Oggi sappiamo che la materia oscura costituisce circa il 25% dell’intero Universo. Le prove della sua esistenza provengono dalle misure della radiazione cosmica primordiale, in particolare dalle anomalie nella dipendenza radiale delle curve di rotazione delle galassia e dalle lenti gravitazionali.
Sebbene essa sia una parte imprescindibile dell’Universo, la origine fisica rimane ancora, per buona parte, sconosciuta.
Secondo una delle teorie più accreditate, si pensa che essa sia fatta di particelle invisibili che non riflettono né assorbono la luce, ma siano tuttavia in grado di esercitare una attrazione gravitazionale sulla materia che le circonda. Tra i principali candidati ci sono le WIMP, particelle massicce debolmente interagenti.
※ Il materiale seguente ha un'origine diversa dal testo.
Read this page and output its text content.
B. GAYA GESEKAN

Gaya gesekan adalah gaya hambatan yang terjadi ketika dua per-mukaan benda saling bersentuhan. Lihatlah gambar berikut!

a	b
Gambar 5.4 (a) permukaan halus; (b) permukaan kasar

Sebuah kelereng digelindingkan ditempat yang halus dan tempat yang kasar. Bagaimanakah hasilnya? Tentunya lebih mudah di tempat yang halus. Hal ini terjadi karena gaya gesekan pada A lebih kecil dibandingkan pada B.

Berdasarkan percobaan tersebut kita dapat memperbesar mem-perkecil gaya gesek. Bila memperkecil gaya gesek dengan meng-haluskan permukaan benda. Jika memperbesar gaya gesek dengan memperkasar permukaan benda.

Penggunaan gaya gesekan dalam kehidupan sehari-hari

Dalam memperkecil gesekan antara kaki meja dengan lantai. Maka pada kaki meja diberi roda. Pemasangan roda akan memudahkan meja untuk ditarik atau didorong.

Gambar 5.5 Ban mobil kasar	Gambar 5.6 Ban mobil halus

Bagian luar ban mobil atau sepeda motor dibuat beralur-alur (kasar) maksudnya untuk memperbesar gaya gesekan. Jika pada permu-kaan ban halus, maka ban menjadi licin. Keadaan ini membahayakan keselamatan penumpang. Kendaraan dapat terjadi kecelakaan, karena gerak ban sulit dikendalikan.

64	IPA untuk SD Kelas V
Quando esse si scontrano, si annichilano, trasferendo calore alle nubi collassate di idrogeno e convertendole in stelle oscure. Se questa teoria venisse confermata, l’identificazione di stelle oscure supermassicce permetterebbe di conoscere la materia oscura in base alle loro proprietà osservate.
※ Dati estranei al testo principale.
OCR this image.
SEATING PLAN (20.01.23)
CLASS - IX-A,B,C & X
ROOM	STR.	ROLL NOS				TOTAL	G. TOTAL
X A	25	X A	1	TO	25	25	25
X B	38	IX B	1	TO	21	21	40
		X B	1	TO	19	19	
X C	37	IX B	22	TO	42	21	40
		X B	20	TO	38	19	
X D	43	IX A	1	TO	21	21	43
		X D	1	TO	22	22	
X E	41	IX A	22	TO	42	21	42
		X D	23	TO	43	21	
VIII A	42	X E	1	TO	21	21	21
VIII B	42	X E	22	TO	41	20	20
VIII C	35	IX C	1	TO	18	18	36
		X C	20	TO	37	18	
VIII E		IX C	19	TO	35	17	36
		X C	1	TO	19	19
Attualmente il telescopio spaziale James Webb ha osservato degli oggetti che potrebbero proprio essere dei candidati promettenti ad essere stelle oscure.
Confermarne l’esistenza potrebbe aiutare a risolvere un quesito emerso dalle osservazioni del famoso telescopio: sembrano infatti esserci troppe grandi galassie nell’Universo primordiale per adattarsi alle previsioni del Modello Standard della cosmologia.
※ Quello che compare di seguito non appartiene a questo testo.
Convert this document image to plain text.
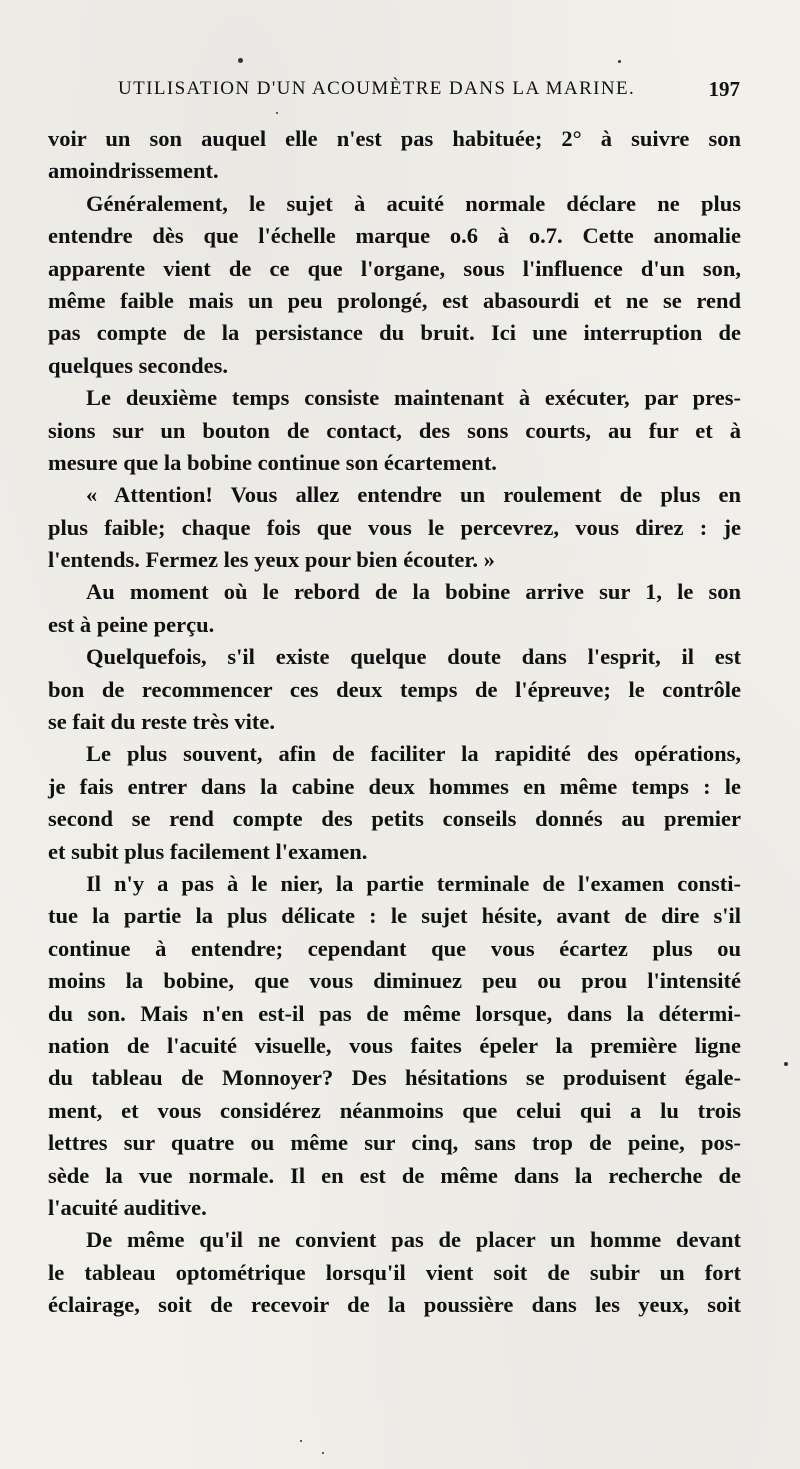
UTILISATION D'UN ACOUMÈTRE DANS LA MARINE.	197
voir un son auquel elle n'est pas habituée; 2° à suivre son
amoindrissement.
Généralement, le sujet à acuité normale déclare ne plus
entendre dès que l'échelle marque o.6 à o.7. Cette anomalie
apparente vient de ce que l'organe, sous l'influence d'un son,
même faible mais un peu prolongé, est abasourdi et ne se rend
pas compte de la persistance du bruit. Ici une interruption de
quelques secondes.
Le deuxième temps consiste maintenant à exécuter, par pres-
sions sur un bouton de contact, des sons courts, au fur et à
mesure que la bobine continue son écartement.
« Attention! Vous allez entendre un roulement de plus en
plus faible; chaque fois que vous le percevrez, vous direz : je
l'entends. Fermez les yeux pour bien écouter. »
Au moment où le rebord de la bobine arrive sur 1, le son
est à peine perçu.
Quelquefois, s'il existe quelque doute dans l'esprit, il est
bon de recommencer ces deux temps de l'épreuve; le contrôle
se fait du reste très vite.
Le plus souvent, afin de faciliter la rapidité des opérations,
je fais entrer dans la cabine deux hommes en même temps : le
second se rend compte des petits conseils donnés au premier
et subit plus facilement l'examen.
Il n'y a pas à le nier, la partie terminale de l'examen consti-
tue la partie la plus délicate : le sujet hésite, avant de dire s'il
continue à entendre; cependant que vous écartez plus ou
moins la bobine, que vous diminuez peu ou prou l'intensité
du son. Mais n'en est-il pas de même lorsque, dans la détermi-
nation de l'acuité visuelle, vous faites épeler la première ligne
du tableau de Monnoyer? Des hésitations se produisent égale-
ment, et vous considérez néanmoins que celui qui a lu trois
lettres sur quatre ou même sur cinq, sans trop de peine, pos-
sède la vue normale. Il en est de même dans la recherche de
l'acuité auditive.
De même qu'il ne convient pas de placer un homme devant
le tableau optométrique lorsqu'il vient soit de subir un fort
éclairage, soit de recevoir de la poussière dans les yeux, soit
Se infatti alcuni degli oggetti che assomigliano alle prime galassie sono in realtà stelle oscure, le simulazioni della formazione delle galassie primordiali concorderebbero meglio con le osservazioni.
Gli oggetti JADES-GS-z13-0, JADES-GS-z12-0 e JADES-GS-z11-0, originariamente identificati come galassie nel dicembre 2022 dal JWST Advanced Deep Extragalactic Survey (JADES), hanno cominciato a brillare fra 320 e 400 milioni di anni dopo il Big Bang, rendendoli alcuni dei primi oggetti mai visti.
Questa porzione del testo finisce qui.